Jimmy Canon, a newspaper columnist who was inducted into the Boxing Hall of Fame for his ability to fight with the pen, wrote: “I pity Clay and abhor what he represents.”

In his eyes, and that of millions of white people, Ali was supposed to be like Joe Louis, who was, as Canon wrote, “a credit to his race”.

The champ was unyielding. He didn’t even try to get into the good books of the most respected sports columnist of his time, Red Smith, who wrote: “Cassius makes himself as sorry a spectacle as those unwashed punks who picket and demonstrate against the war.”

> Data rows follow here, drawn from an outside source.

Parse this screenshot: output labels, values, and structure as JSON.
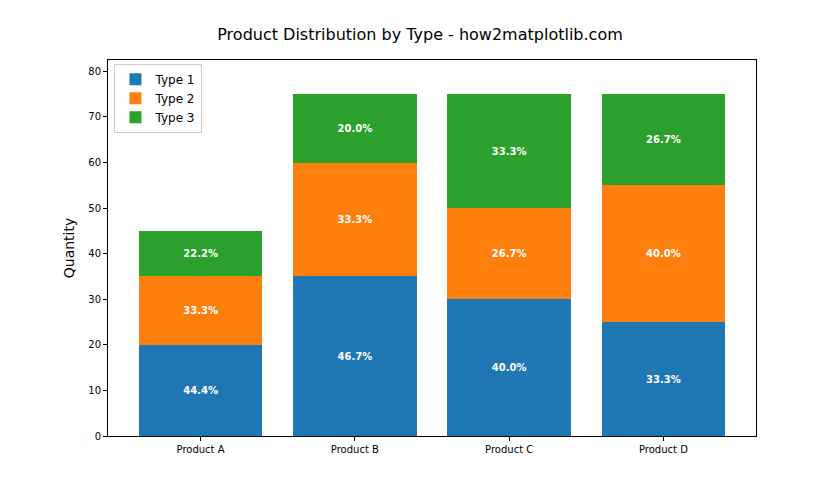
{
  "chart_data": {
    "type": "bar",
    "stacked": true,
    "title": "Product Distribution by Type - how2matplotlib.com",
    "y_label": "Quantity",
    "categories": [
      "Product A",
      "Product B",
      "Product C",
      "Product D"
    ],
    "series": [
      {
        "name": "Type 1",
        "color": "#1f77b4",
        "values": [
          20,
          35,
          30,
          25
        ],
        "percent_labels": [
          "44.4%",
          "46.7%",
          "40.0%",
          "33.3%"
        ]
      },
      {
        "name": "Type 2",
        "color": "#ff7f0e",
        "values": [
          15,
          25,
          20,
          30
        ],
        "percent_labels": [
          "33.3%",
          "33.3%",
          "26.7%",
          "40.0%"
        ]
      },
      {
        "name": "Type 3",
        "color": "#2ca02c",
        "values": [
          10,
          15,
          25,
          20
        ],
        "percent_labels": [
          "22.2%",
          "20.0%",
          "33.3%",
          "26.7%"
        ]
      }
    ],
    "ylim": [
      0,
      82.5
    ],
    "yticks": [
      0,
      10,
      20,
      30,
      40,
      50,
      60,
      70,
      80
    ],
    "grid": false,
    "legend": "upper left"
  }
}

Freedom from scarcity gave Ali the wisdom to be selfless. “I’m gonna fight for the prestige, not for me, but to uplift my little brothers who are sleeping on concrete floors today in America. Black people who are living on welfare; black people who can’t eat; black people who don’t have a future.”

People who want all the success for themselves seldom get it.

It is like jumping into a well and hoping to drink as much as you wish.

You won’t; you will drown.

The worst form of suicide you can commit as a human being is to defend the privilege of the rich. When Ali was drafted to join the US war in Vietnam, he said: “I’m not going 10 000 miles from home to help murder and burn another poor nation simply to continue the domination of white slave masters of the darker people the world over.”

He lost his boxing licence and faced a jail term.

Contrary to popular belief, Ali was not a unifier. He was principled and those who shared his values crossed the line to be with him.

In other words, he was not an appeaser.

In the business world, companies that try to appease their customers lose to the ones that delight their customers with innovation.

Ali was widely considered to be the “greatest boxer of all time”, and he fought with flair.

The sublime do not just do their jobs, they add spice to the way they do them.

Whatever you do, make it delectable and, like Muhammad Ali who defied the confines of the ring, you will have an effect on others, in places you scarcely know.